Anpi: "Il servizio Rai su Predappio è vergognoso e lesivo della Costituzione"

Ecco la dichiarazione congiunta di Gianfranco Pagliarulo, Vice Presidente nazionale Anpi e di Andrea Liparoto, componente della Segreteria nazionale Anpi con delega per la comunicazione e la stampa

Cerimonia a Predappio

Cerimonia a Predappio

globalist 30 aprile 2019
Aveva iniziato il Comitato di redazione: “Il CdR della redazione Tgr Rai Emilia-Romagna «si dissocia dai contenuti dai servizi sulle celebrazioni di Predappio. La Rai servizio pubblico - scrive il comitato di redazione in una nota - trova il suo fondamento nel Contratto di servizio, che è strettamente ancorato alla Costituzione italiana, antifascista e antirazzista. Pertanto non è ammissibile qualunque servizio che esca da questa cornice o - peggio - una assurda presunta par condicio tra neofascismo e antifascismo». Il cdr precisa infine che «la messa in onda dei servizi è stata decisa dal caporedattore
E adesso anche a Viale Mazzini, dopo tanta vergogna, hanno capito che lo sdoganamento del fascismo era diventato eccessivo nonostante la Lega al governo.
Il servizio della TgR Emilia Romagna sulla manifestazione di Predappio per l'anniversario della morte di Mussolini ha suscitato - a quanto si apprende - "profonda irritazione" nell'ad della Rai, Fabrizio Salini, che ha chiesto al direttore della TgR, Alessandro Casarini, un'accurata relazione su tempi e sulle modalità di realizzazione del pezzo.
E' arrivata anche la nota dell'Anpi firmata da Gianfranco Pagliarulo, Vice Presidente nazionale Anpi e di Andrea Liparoto, componente della Segreteria nazionale Anpi con delega per la comunicazione e la stampa:
"Il servizio del Tgr Emilia - Romagna sulla commemorazione di Benito Mussolini a Predappio è vergognoso e gravemente lesivo del dettato antifascista della Costituzione repubblicana.
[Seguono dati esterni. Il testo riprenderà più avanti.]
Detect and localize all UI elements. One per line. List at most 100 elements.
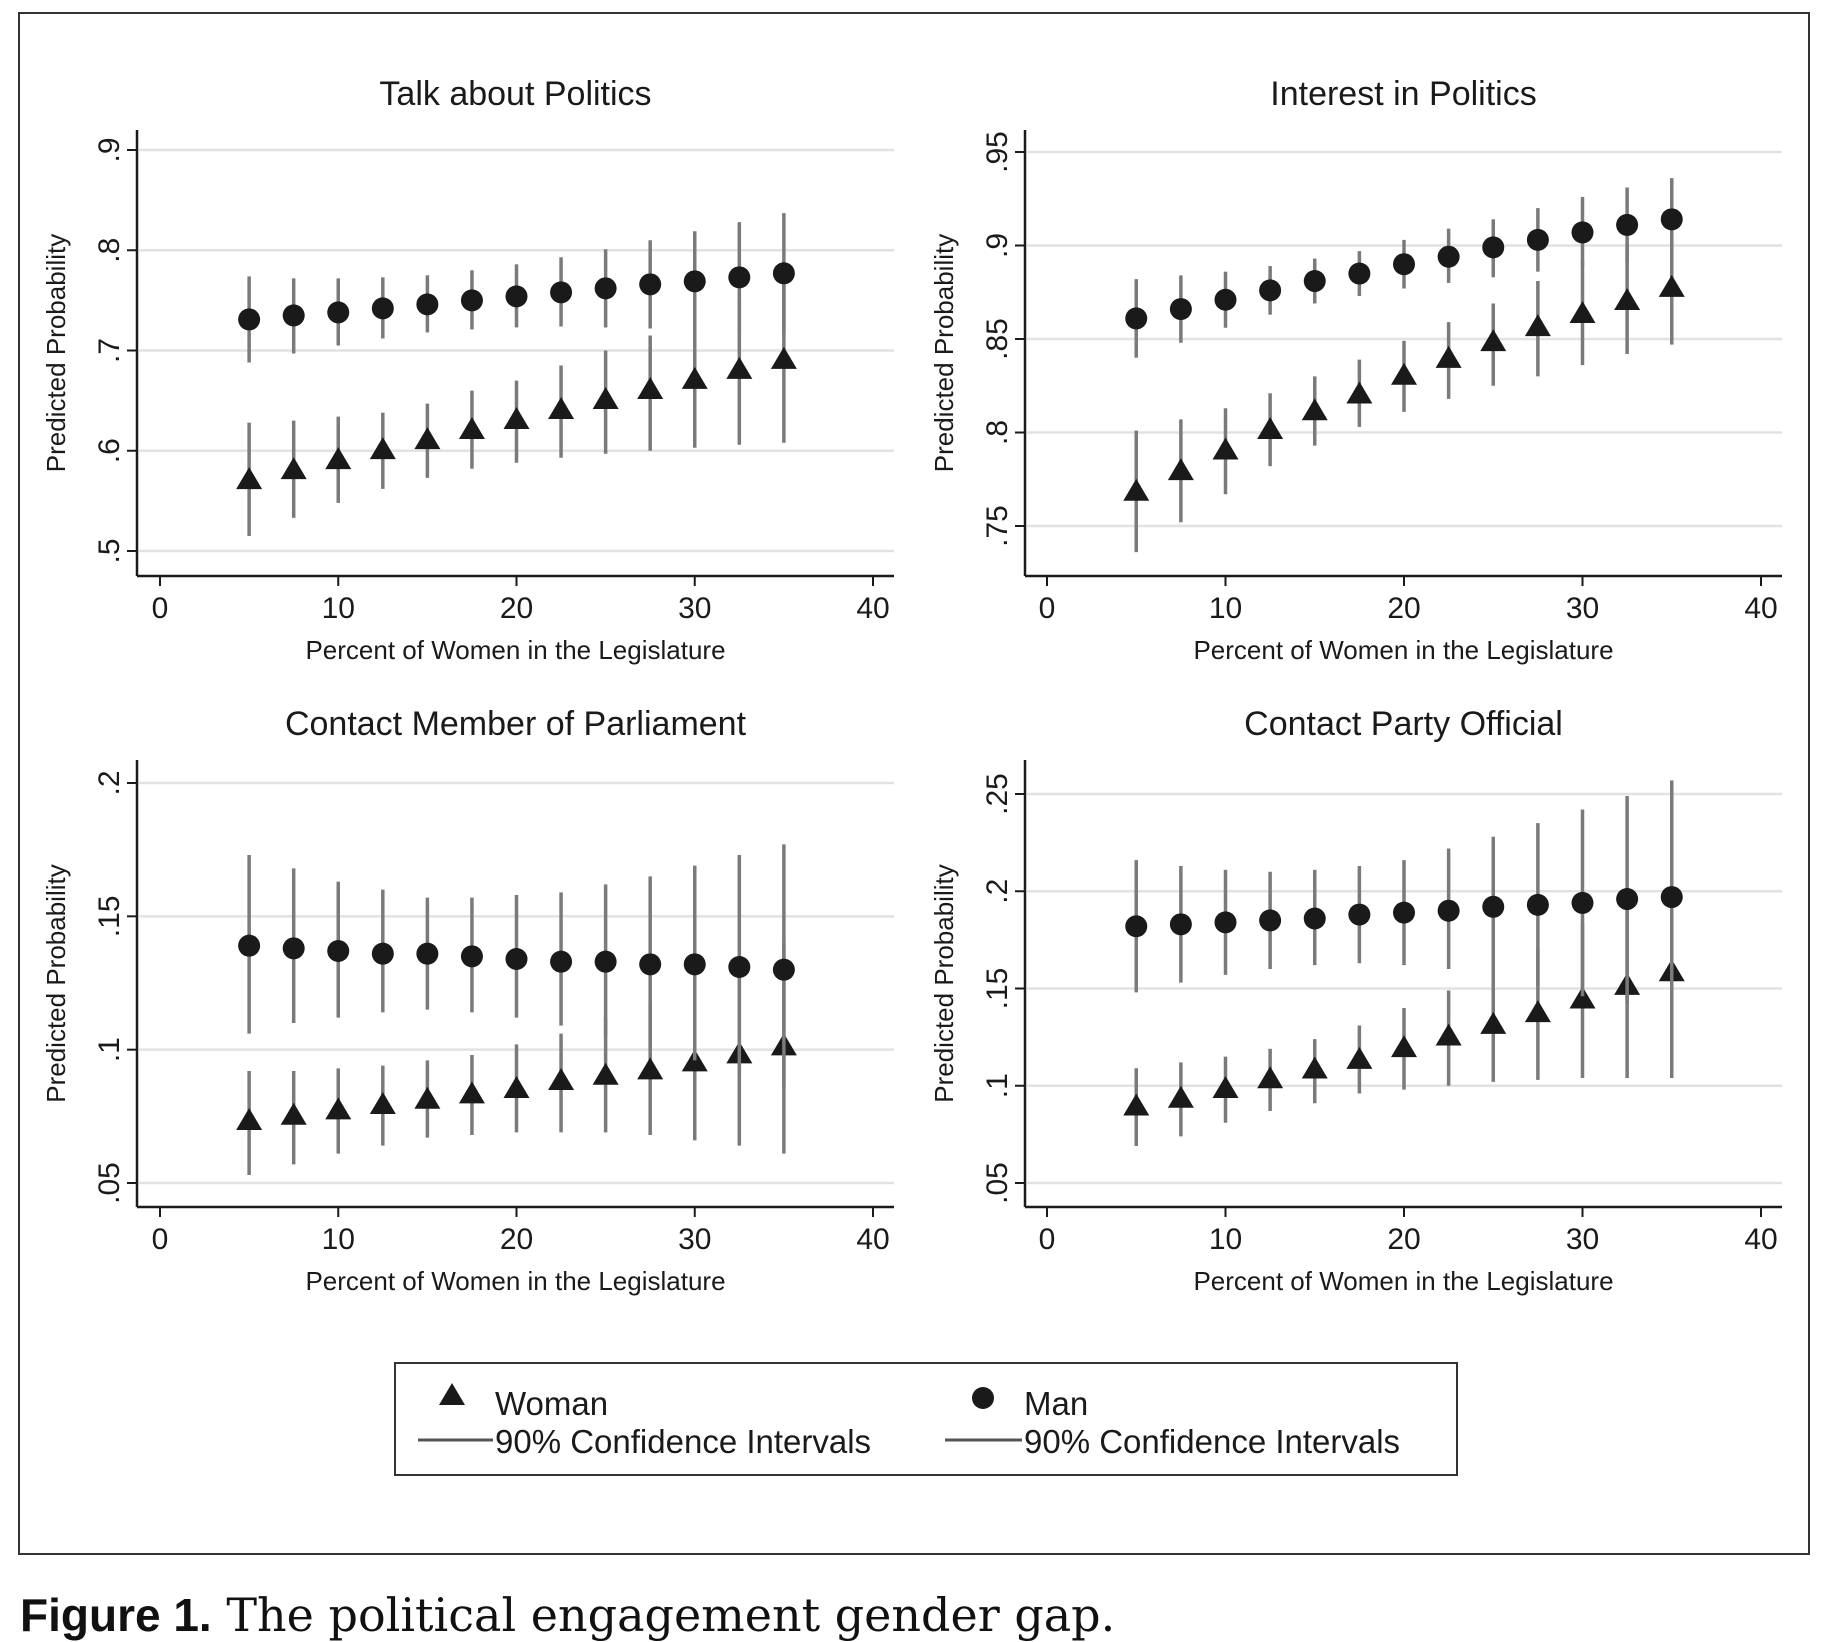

Sono stati ripresi atti e parole di difesa pubblica del fascismo, di riverenza e di fedeltà ad un criminale, saluti romani: 2 lunghi minuti di oltraggio all'Italia. Tutto questo non può essere tollerato. E non bastano l'indignazione, lo sconcerto, le dissociazioni, occorrono gesti concreti. I vertici RAI assumano provvedimenti disciplinari e dichiarino pubblicamente che quel servizio è stato profondamente offensivo del sentimento antifascista delle cittadine e dei cittadini, della lotta partigiana - fondativa del nostro sistema democratico - delle tantissime vittime del regime sanguinario fascista. Della Costituzione".